Pressure. Pain. Relief.
About four weeks ago, my back pain returned for real. With an incredibly busy work schedule, I did everything I could to push through it. It got worse. Then two weeks ago I spent 36 hours unable to get out of bed because of excruciating back spasms that were triggered by the slightest movement. It had gotten so bad that I needed my wife’s help to simply turn over in bed.
Laying there in bed, largely immobile, I did something I should have done many years ago. I listened to Dr. John Sarno’s bestselling book, Healing Back Pain: The Mind-Body Connection.
The mind-body connection is a pillar of eastern medicine but until recently has been starkly absent from western medicine. When Dr. Sarno – an NYU medical school professor and chronic pain specialist – hypothesized decades ago that most back pain has psychological origins, he was largely ostracized from the medical establishment, although now his ideas are becoming much more widely accepted.
The basic concept is relatively simple. Our human brains are evolved to make us highly social and “responsible” animals. As such, our brains are wired to often suppress feelings of fear and anger – especially when those are directed at people we love, the job we rely on, etc. When those feelings intensify and threaten to leave our unconscious, the brain works with the nervous system to create pain in the body by restricting oxygen to certain muscle groups. It’s the brain’s perverse way of trying to help you continue to avoid focusing on normal - yet scary - emotions. When you become fixated on the physical pain, you can continue to suppress the emotions.
The “treatment” of the pain, therefore, is 100% psychological. You have to show the brain that the pain is not working to distract you. In response to the pain, you have to dive deeper into the emotions you’ve been avoiding. Dr. Sarno suggests making a list of all the pressures you feel in your life – both external pressures (stressors at work, deadlines, fraught relationships, etc.) and internal, self-imposed pressures (“I want to be liked by everyone,” or “I feel like I absolutely cannot fail,” etc.). The exercise forced me to face bigger pressures that I had felt rising in my life, and to recognize smaller pressures that I had failed to even acknowledge – normal, simple things like, “I feel pressure to not be angry at my child,” even in a moment when she’s driving me nuts.
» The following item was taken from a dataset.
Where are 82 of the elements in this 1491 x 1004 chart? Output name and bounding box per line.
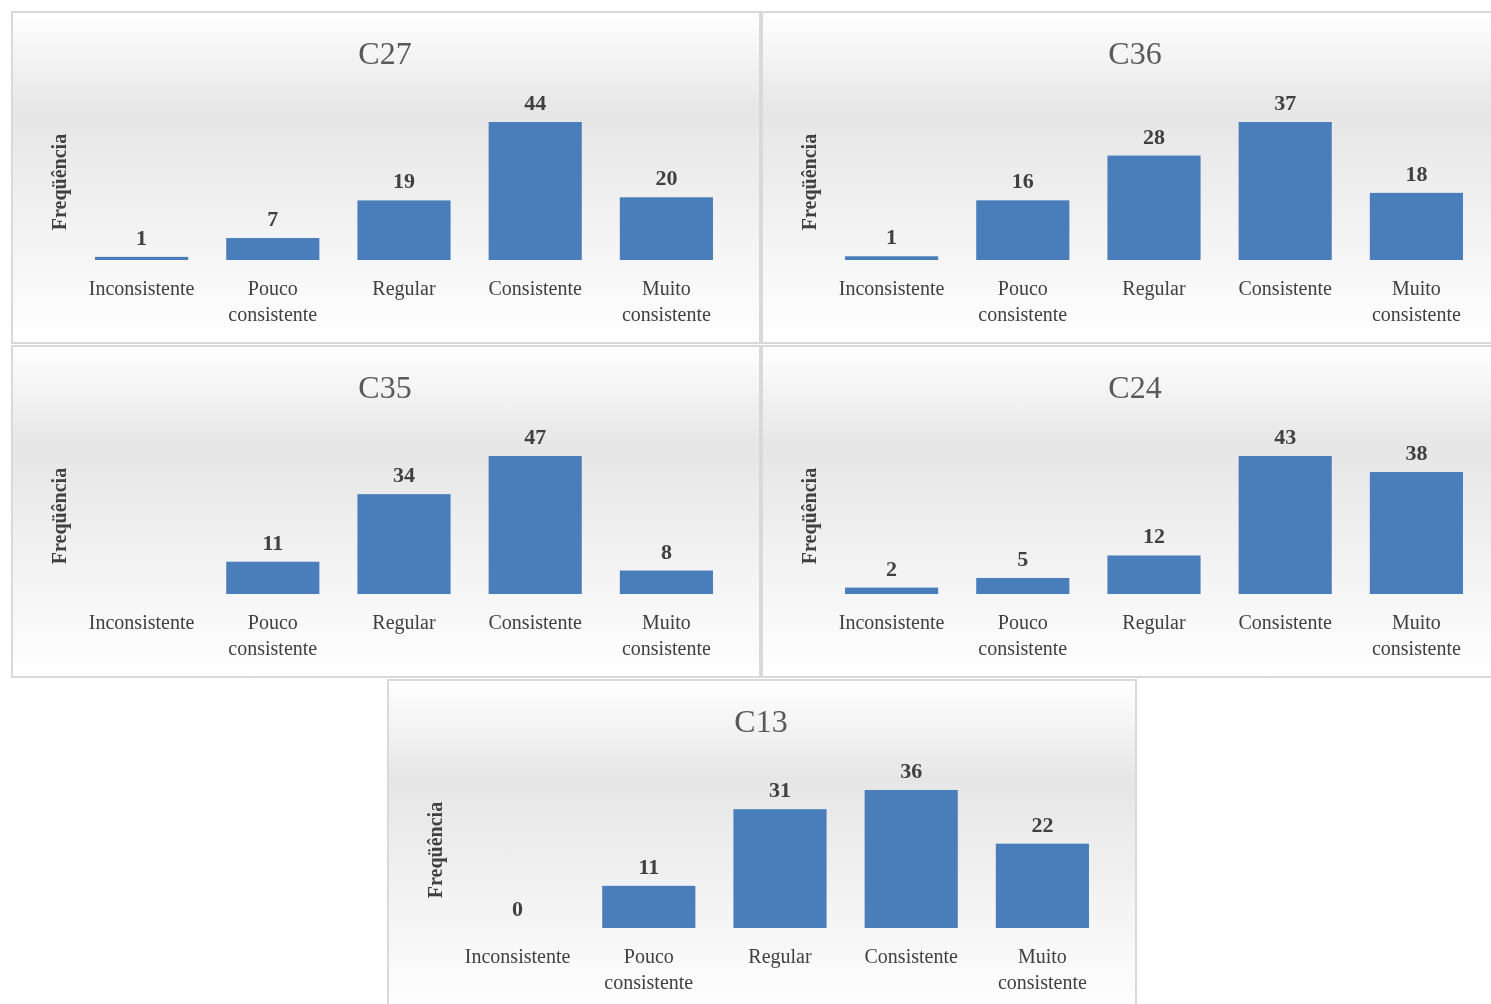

If you asked me a month ago, I would have told you sincerely that my life didn’t have a lot of pressure. Now I was lying in bed, making a list of pressures that - without a whole lot of effort - was 25 items long.
I was completely humbled. Whatever autopilot I had been on felt utterly disabled. And I was doing something so simple yet elusive in my day to day life. I was allowing myself to feel the feelings I had been having. I didn’t need to do anything about them. I didn’t need to “fix” the issues that were creating the feelings. I just needed to give those feelings a home. I needed to show my brain that it was okay to feel scared and angry. And the most amazing thing is: it worked. The pain started subsiding the next day. I journaled every day and kept coming back to the psychological work. Within a few days I was fully functional. I canceled my appointment with an orthopedist and every morning I get out of bed feeling grateful to have a pain-free body.
For someone who makes a living helping leaders deal with their emotions, this has been a stark reminder for me of how much I can still avoid doing that work for myself, especially when things get really busy. In fact, focusing on other people helps me avoid doing that work myself.
Whether or not you have back pain, creating the space to acknowledge the pressures in your life and to feel those feelings is a healing process. The vast majority of leaders we support have the same mechanism for suppressing their feelings: if I can’t fix it, then why dwell on it? But the answer to that is simple: feelings don’t need to be “fixed,” they just need to be felt. When we don’t allow ourselves to feel them, we create greater trouble for ourselves and our bodies. When we give ourselves space to simply feel – through journaling, reflection, meditation, or therapy - we increase our capacity to move forward in life. Feeling won’t make you less “productive.” It’s more likely to do the opposite: release some pressure and allow you to move forward with greater ease.